Emotional intelligence and dealing with conflict
Several of the discussion topics prioritised related in one way or another to anxieties in dealing with conflict. Earlier in the workshop series we had used the Thomas Kilmam conflict instrument to help participants identify their preferred way of dealing with conflict to help understand alternative approaches. Today’s conversation focused more on what are the processes that are happening in the mind when we feel anxiety, and how can we deal with them.
I recommended participants read the introduction to Emotional Intelligence, by Daniel Goleman which gives an ‘anatomy of emotion’. We quickly looked at how the brain remembers and can quickly recreate emotional states based on external triggers, and the work that the prefrontal cortex has to manage these emotions at the cost of it’s ability to think analytically or creatively.
The conversation quickly turned into what strategies we can adopt to manage our emotional state, and avoid unhelpful emotional triggers when working, for example by choosing when we do and don’t let distractions interupt our emotional equilibrium. This conversation seemed to resonate strongly with the participants, with several noting down different strategies they could personally adopt to help them keep a level head in their work.
I commented that this sort of topic might not typically be considered as part of a design training course, but I maintain that as creative thinking is a product of our brains, we need to be mindful of the working conditions we create for mind.
Seneca and knowing where the cart is going
The conversation about emotional intelligence led into a conversation about dealing with anxiety, for which I said I found Seneca a helpful guide. My introduction to Seneca came from Alain de Botton’s book ‘The Consolations of Philopsophy‘; hooked, I went on to read Seneca’s Letter from a Stoic, and I still dip into these.
For the engineer doing creative design work, I think Seneca has at least two useful things to say. The first is recognise that whether we like it or not, we are subject to the whims of Fortune. It is easy to ascribe success to our good decisions and then feel disappointed when things fail. Seneca teaches his disciples to recognise that in everything we do there may be forces out of our control that influence particular outcomes, and encourages them to feel more comfortable with Fortune smiling or not smiling – so that we don’t let our emotions seize control when things don’t go our way.
A second useful Sencan analogy is to think of our creative journey as similar to a dog tied by a very long leash to a slow moving cart towed by an ox. As long the creative person roams within the radius of the leash, they will experience freedom, but roam too far from the ox is heading and things become painful. It is an invitaiton to be aware of what you can and can’t influence, and not cause yourself pain shifting an outcome overwhich you have no control.
Re-reeading the above paragraphs does make it sound as if Seneca doesn’t think we can change anything – but I think the teaching is more subtle than that: by all means try something innvoative, but go at it with a clear head and don’t get knocked off course by emotions that have been prepared for.
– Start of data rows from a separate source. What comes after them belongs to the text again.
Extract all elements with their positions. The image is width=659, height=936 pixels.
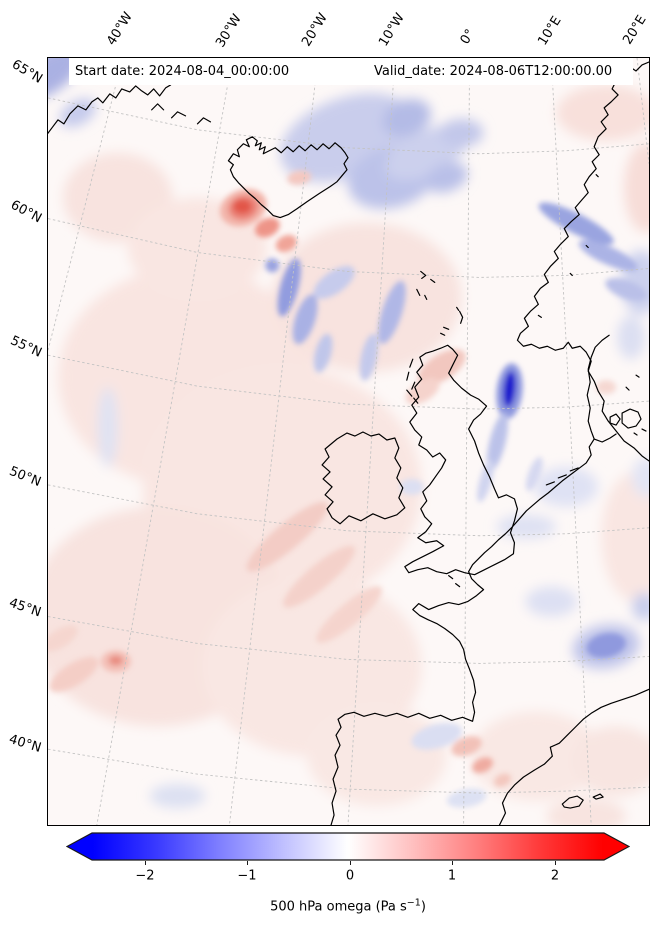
- omega-field-detail-layer: [48, 170, 647, 808]
- colorbar-title-exponent: −1: [406, 897, 421, 909]
- colorbar-tick-mark: [555, 861, 556, 865]
- map-canvas: [48, 58, 649, 825]
- lon-tick-label-20e: 20°E: [620, 12, 650, 48]
- start-date-label: Start date: 2024-08-04_00:00:00: [75, 64, 290, 79]
- iceland-coastline: [227, 136, 349, 219]
- parallel-40n: [48, 748, 649, 794]
- colorbar-tick-mark: [452, 861, 453, 865]
- parallel-50n: [48, 484, 649, 537]
- map-plot-area: Start date: 2024-08-04_00:00:00 Valid_da…: [47, 57, 650, 826]
- iberia-mediterranean-coastline: [498, 688, 649, 825]
- lon-tick-label-30w: 30°W: [213, 11, 245, 51]
- frisian-islands: [545, 467, 579, 486]
- colorbar-gradient: [65, 832, 631, 861]
- great-britain-coastline: [404, 344, 519, 576]
- denmark-jutland-coastline: [586, 334, 617, 443]
- parallel-45n: [48, 616, 649, 664]
- parallel-60n: [48, 218, 649, 278]
- lon-tick-label-0: 0°: [457, 26, 479, 48]
- colorbar-tick-label: 1: [447, 868, 457, 884]
- lon-tick-label-40w: 40°W: [104, 9, 136, 49]
- strong-ascent-anomaly-north-sea: [477, 363, 523, 503]
- lat-tick-label-50n: 50°N: [6, 463, 44, 491]
- colorbar: [65, 832, 631, 861]
- colorbar-tick-mark: [247, 861, 248, 865]
- omega-field-soft-layer: [48, 58, 649, 825]
- colorbar-title-prefix: 500 hPa omega (Pa s: [270, 899, 407, 915]
- greenland-coastline: [48, 84, 172, 135]
- lon-tick-label-10e: 10°E: [535, 13, 565, 49]
- lat-tick-label-55n: 55°N: [7, 333, 45, 361]
- valid-date-label: Valid_date: 2024-08-06T12:00:00.00: [374, 64, 613, 79]
- meridian-10e: [550, 58, 592, 825]
- colorbar-tick-label: 0: [345, 868, 355, 884]
- danish-islands: [609, 374, 647, 436]
- parallel-65n: [48, 97, 649, 155]
- meridian-0: [463, 58, 471, 825]
- channel-islands: [448, 575, 461, 588]
- lat-tick-label-45n: 45°N: [7, 595, 43, 621]
- norwegian-coastal-islets: [537, 174, 599, 318]
- europe-mainland-coastline: [330, 438, 595, 825]
- colorbar-tick-mark: [350, 861, 351, 865]
- lat-tick-label-60n: 60°N: [8, 197, 44, 227]
- colorbar-title: 500 hPa omega (Pa s−1): [270, 897, 426, 914]
- title-bar: Start date: 2024-08-04_00:00:00 Valid_da…: [69, 58, 633, 85]
- strong-descent-anomaly-iceland: [220, 188, 297, 253]
- lat-tick-label-65n: 65°N: [9, 57, 45, 87]
- lat-tick-label-40n: 40°N: [7, 732, 43, 756]
- meridian-10w: [347, 58, 396, 825]
- lon-tick-label-10w: 10°W: [376, 10, 408, 50]
- coastline-layer: [48, 61, 649, 825]
- greenland-fjord-fragments: [151, 103, 212, 125]
- meridian-20w: [228, 58, 319, 825]
- colorbar-title-suffix: ): [420, 899, 426, 915]
- colorbar-tick-label: −1: [237, 868, 257, 884]
- lon-tick-label-20w: 20°W: [299, 10, 331, 50]
- colorbar-tick-label: 2: [550, 868, 560, 884]
- ireland-coastline: [321, 431, 406, 525]
- norway-sweden-coastline: [516, 61, 649, 462]
- faroe-islands: [416, 270, 436, 300]
- graticule: [48, 58, 649, 825]
- meridian-40w: [48, 58, 124, 351]
- colorbar-tick-label: −2: [135, 868, 155, 884]
- colorbar-tick-mark: [145, 861, 146, 865]
- hebrides-islands: [406, 358, 419, 404]
- shetland-orkney-islands: [440, 306, 464, 336]
- mallorca-coastline: [561, 793, 604, 809]
- meridian-30w: [96, 58, 233, 825]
Aristotle and the three artistic truths
This model I often refer to when working with engineers who want to improve the way they present their work. I’m no classicist and so I would welcome corrections or clarifications to what I am about to say, but as I understand it, Aristotle said that for an orator to convince an audience of what she or he was saying, then the orator needed ethos, pathos and logos.
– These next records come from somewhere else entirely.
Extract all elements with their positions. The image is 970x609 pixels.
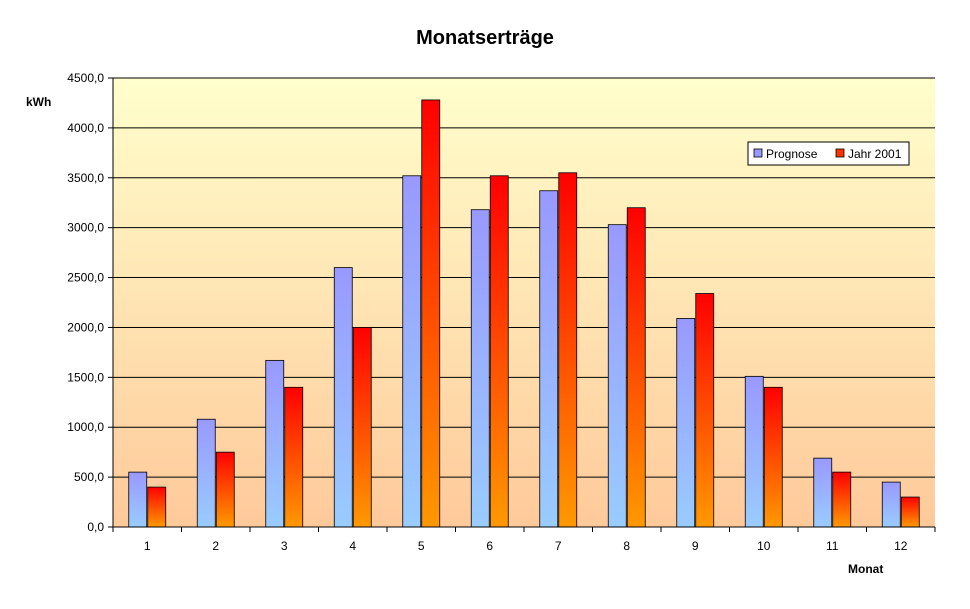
bar-prognose xyxy=(813,457,833,528)
y-tick-label: 2500,0 xyxy=(67,271,104,285)
x-tick-label: 11 xyxy=(826,539,839,553)
y-tick-label: 4500,0 xyxy=(67,71,104,85)
legend-swatch-jahr-2001 xyxy=(835,148,845,158)
y-tick-label: 3500,0 xyxy=(67,171,104,185)
y-tick-label: 2000,0 xyxy=(67,320,104,334)
x-tick-label: 10 xyxy=(757,539,771,553)
bar-prognose xyxy=(265,359,285,528)
x-tick-label: 7 xyxy=(555,539,562,553)
bar-prognose xyxy=(881,481,901,528)
chart-title: Monatserträge xyxy=(416,27,554,49)
bar-jahr-2001 xyxy=(900,496,920,528)
legend-label-prognose: Prognose xyxy=(766,147,818,161)
y-tick-label: 1500,0 xyxy=(67,370,104,384)
bar-jahr-2001 xyxy=(558,172,578,528)
y-axis-title: kWh xyxy=(26,95,51,109)
bar-jahr-2001 xyxy=(215,451,235,528)
x-tick-label: 4 xyxy=(349,539,356,553)
bar-prognose xyxy=(470,209,490,528)
legend-box xyxy=(747,141,910,166)
axes: 0,0500,01000,01500,02000,02500,03000,035… xyxy=(67,71,936,553)
bar-series xyxy=(128,99,920,528)
bar-prognose xyxy=(196,418,216,528)
bar-jahr-2001 xyxy=(147,486,167,528)
legend: Prognose Jahr 2001 xyxy=(747,141,910,166)
gridlines xyxy=(113,77,935,478)
bar-jahr-2001 xyxy=(284,386,304,528)
bar-prognose xyxy=(539,190,559,528)
x-tick-label: 8 xyxy=(623,539,630,553)
bar-prognose xyxy=(676,318,696,528)
bar-prognose xyxy=(744,375,764,528)
x-tick-label: 6 xyxy=(486,539,493,553)
x-axis-title: Monat xyxy=(848,562,883,576)
x-tick-label: 5 xyxy=(418,539,425,553)
legend-label-jahr-2001: Jahr 2001 xyxy=(848,147,902,161)
legend-swatch-prognose xyxy=(753,148,763,158)
bar-prognose xyxy=(333,267,353,528)
bar-jahr-2001 xyxy=(352,327,372,528)
bar-jahr-2001 xyxy=(421,99,441,528)
bar-prognose xyxy=(607,224,627,528)
x-tick-label: 1 xyxy=(144,539,151,553)
x-tick-label: 3 xyxy=(281,539,288,553)
y-tick-label: 500,0 xyxy=(74,470,104,484)
bar-jahr-2001 xyxy=(489,175,509,528)
y-tick-label: 0,0 xyxy=(87,520,104,534)
bar-jahr-2001 xyxy=(763,386,783,528)
x-tick-label: 12 xyxy=(894,539,908,553)
bar-prognose xyxy=(402,175,422,528)
bar-jahr-2001 xyxy=(626,207,646,528)
y-tick-label: 3000,0 xyxy=(67,221,104,235)
bar-jahr-2001 xyxy=(832,471,852,528)
x-tick-label: 9 xyxy=(692,539,699,553)
bar-jahr-2001 xyxy=(695,293,715,528)
y-tick-label: 4000,0 xyxy=(67,121,104,135)
bar-prognose xyxy=(128,471,148,528)
x-tick-label: 2 xyxy=(212,539,219,553)
y-tick-label: 1000,0 xyxy=(67,420,104,434)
- Ethos – someone who can be trusted
- Pathos – someone who feels the pain or emotions of the audience
- Logos – someone with a logical argument.
We used ethos, pathos and logos to structure arugments presentations we gave to each other. I offered two possible briefs:
- Convince senior management that in line with the company’s commitment to sustainability, that all food for meetings would be vegetarian (as WeWork has just done)
- Convince your boss that it would be produdent to dedicate more time to conceptual design.
Participants recognised that usually in their presentations they just focus on logos, and not ethos or pathos. We discussed how ethos can be achived many ways: through the way you are introduced, from the language you use and the way you present yourself, to whether or not you have good ‘entry’ (see Nick Zienau’s 7 tools for leadership and influencing).